Navistar International Corporation

2701 Navistar Dr.

Lisle, IL 60532 USA

P: 331-332-5000

W: navistar.com

    

Troy A. Clarke

Executive Chairman

October 16, 2020

Matthias Gründler

TRATON, SE

Dachauer Strasse 641

80995 Munich

Germany

Dear Matthias,

Walter and I enjoyed speaking with you yesterday. I have now had an opportunity to review our conversation with the Navistar Board. Consistent with our conversations and your separate conversations with our two largest shareholders, the Navistar Board has asked me to confirm to you that it would be prepared to move forward with a transaction in which TRATON would acquire Navistar for US$44.50 per share in cash.

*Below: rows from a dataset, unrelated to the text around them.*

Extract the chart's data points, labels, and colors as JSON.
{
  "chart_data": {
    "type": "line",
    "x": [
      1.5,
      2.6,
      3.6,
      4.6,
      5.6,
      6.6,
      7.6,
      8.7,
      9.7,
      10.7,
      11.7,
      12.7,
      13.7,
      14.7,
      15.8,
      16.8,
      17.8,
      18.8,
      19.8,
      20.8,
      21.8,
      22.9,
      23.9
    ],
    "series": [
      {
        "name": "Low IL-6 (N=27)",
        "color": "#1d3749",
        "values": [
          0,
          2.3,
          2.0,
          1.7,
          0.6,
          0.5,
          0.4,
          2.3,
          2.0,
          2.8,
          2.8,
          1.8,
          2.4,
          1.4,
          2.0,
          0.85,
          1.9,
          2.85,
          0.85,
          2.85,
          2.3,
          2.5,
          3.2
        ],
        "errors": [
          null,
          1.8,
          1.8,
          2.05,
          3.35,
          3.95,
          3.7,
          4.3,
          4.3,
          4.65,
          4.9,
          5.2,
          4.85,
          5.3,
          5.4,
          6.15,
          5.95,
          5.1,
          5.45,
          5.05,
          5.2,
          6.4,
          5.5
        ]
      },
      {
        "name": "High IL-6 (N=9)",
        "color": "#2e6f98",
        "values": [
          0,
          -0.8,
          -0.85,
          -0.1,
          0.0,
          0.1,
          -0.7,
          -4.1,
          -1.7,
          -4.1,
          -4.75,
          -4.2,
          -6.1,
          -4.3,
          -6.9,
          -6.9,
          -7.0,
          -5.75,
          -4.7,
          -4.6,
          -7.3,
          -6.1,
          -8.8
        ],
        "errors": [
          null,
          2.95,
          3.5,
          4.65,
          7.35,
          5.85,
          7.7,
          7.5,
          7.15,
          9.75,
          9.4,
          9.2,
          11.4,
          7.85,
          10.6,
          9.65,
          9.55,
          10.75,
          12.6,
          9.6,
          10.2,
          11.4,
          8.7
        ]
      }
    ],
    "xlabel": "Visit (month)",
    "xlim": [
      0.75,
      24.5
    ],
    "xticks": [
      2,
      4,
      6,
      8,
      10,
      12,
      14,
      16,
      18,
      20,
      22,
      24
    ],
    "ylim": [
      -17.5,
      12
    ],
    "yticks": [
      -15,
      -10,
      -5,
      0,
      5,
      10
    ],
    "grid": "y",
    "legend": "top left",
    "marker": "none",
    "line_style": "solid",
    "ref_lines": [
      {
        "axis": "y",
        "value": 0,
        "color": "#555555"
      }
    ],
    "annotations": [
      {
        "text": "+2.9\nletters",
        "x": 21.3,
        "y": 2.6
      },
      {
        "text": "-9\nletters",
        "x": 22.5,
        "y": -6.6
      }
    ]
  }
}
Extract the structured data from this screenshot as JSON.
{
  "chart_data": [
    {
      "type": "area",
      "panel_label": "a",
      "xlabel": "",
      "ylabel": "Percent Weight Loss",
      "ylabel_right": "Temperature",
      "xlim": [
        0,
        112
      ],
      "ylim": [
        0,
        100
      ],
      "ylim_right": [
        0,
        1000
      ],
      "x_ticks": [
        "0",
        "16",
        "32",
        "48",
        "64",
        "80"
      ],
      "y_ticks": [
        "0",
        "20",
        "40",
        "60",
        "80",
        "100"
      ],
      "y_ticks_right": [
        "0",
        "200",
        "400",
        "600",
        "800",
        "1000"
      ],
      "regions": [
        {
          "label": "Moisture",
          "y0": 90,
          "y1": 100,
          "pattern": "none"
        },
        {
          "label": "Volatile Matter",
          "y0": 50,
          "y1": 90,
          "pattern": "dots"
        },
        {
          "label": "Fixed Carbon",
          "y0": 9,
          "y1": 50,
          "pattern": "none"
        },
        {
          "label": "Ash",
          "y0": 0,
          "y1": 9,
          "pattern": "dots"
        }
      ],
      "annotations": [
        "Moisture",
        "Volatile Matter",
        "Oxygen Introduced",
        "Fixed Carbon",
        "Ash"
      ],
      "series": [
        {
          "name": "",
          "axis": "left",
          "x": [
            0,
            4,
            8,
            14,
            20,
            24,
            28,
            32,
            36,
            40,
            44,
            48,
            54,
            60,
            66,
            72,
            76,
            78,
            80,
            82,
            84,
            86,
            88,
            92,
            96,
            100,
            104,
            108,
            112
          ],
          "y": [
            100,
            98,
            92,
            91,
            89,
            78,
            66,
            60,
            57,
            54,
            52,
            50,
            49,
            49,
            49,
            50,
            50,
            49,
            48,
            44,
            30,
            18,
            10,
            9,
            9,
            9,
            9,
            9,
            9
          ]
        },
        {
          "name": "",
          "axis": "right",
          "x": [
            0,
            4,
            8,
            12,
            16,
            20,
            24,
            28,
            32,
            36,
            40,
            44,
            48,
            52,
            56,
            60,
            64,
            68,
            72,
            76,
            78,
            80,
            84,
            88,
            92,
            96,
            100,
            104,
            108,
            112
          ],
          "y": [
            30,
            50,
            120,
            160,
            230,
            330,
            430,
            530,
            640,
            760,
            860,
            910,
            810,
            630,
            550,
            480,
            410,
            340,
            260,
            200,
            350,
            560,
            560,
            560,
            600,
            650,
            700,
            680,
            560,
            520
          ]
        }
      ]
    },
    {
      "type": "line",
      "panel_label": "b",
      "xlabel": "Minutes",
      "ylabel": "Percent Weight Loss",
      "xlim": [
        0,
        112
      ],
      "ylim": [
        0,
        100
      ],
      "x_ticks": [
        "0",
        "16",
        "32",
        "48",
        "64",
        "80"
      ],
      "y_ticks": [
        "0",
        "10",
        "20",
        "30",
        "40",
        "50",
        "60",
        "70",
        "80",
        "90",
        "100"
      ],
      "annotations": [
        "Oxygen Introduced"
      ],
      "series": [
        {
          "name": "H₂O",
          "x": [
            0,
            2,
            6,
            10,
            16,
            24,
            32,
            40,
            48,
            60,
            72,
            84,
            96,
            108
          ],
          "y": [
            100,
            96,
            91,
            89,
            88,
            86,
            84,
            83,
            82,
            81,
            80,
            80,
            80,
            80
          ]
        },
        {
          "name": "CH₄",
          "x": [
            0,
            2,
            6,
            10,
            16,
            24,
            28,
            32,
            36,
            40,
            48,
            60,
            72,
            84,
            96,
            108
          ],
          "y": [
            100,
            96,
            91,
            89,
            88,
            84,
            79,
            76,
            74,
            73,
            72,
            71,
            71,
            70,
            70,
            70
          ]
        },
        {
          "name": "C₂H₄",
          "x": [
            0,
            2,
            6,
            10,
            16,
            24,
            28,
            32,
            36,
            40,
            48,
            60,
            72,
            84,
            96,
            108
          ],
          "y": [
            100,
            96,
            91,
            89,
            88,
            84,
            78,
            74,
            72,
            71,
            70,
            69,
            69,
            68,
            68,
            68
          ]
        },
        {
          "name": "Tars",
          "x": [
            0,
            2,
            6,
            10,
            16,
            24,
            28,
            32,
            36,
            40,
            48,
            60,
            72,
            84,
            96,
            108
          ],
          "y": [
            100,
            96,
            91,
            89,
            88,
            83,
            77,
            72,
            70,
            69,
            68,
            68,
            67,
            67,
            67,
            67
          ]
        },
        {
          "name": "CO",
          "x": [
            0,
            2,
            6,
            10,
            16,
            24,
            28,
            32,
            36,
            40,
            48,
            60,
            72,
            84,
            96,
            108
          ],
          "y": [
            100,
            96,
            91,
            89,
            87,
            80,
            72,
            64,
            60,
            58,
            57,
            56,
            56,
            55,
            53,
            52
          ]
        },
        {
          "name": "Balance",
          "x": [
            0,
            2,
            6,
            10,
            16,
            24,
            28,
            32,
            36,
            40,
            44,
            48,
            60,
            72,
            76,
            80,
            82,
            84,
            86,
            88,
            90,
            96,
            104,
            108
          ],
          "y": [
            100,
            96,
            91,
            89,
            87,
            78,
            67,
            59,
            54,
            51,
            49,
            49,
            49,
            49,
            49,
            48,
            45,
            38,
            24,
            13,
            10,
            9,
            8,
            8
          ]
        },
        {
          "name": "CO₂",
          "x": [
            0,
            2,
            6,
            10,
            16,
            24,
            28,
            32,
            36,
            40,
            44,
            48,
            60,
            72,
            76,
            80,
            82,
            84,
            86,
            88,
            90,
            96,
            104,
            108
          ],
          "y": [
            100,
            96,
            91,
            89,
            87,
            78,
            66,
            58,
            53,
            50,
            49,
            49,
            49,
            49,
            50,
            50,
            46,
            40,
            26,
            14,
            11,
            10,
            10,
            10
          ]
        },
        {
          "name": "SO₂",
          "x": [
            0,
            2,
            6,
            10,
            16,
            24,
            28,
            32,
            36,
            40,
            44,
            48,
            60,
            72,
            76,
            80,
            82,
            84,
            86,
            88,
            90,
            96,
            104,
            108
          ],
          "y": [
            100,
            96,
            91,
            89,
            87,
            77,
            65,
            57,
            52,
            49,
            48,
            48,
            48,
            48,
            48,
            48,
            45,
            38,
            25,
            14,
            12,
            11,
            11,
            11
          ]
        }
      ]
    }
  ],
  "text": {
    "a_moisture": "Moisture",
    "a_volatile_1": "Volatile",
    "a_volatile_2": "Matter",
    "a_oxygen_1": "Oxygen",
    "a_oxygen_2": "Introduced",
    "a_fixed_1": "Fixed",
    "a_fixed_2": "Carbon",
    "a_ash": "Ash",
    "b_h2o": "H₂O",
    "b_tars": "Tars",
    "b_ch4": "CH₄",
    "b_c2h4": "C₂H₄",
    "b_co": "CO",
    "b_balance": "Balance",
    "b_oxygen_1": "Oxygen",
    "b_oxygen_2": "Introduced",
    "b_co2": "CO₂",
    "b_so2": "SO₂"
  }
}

Please confirm that a price of US$44.50 per share in cash is a basis for finalization of the definitive agreements and that you will promptly make a public announcement of the extension of your previously announced expiration of your offer to acquire Navistar to a date and time mutually agreed upon in order to proceed with the finalization of the definitive agreements for a transaction at US$44.50 per share in cash. An acquisition of Navistar by TRATON for US$44.50 per share has the support of both Icahn and MHR in their capacity as shareholders of Navistar.

Nothing in this letter will be construed as a binding and enforceable commitment. A binding and enforceable commitment with respect to the acquisition of Navistar by TRATON will result only from the execution of a definitive written agreement approved by the Board of Navistar.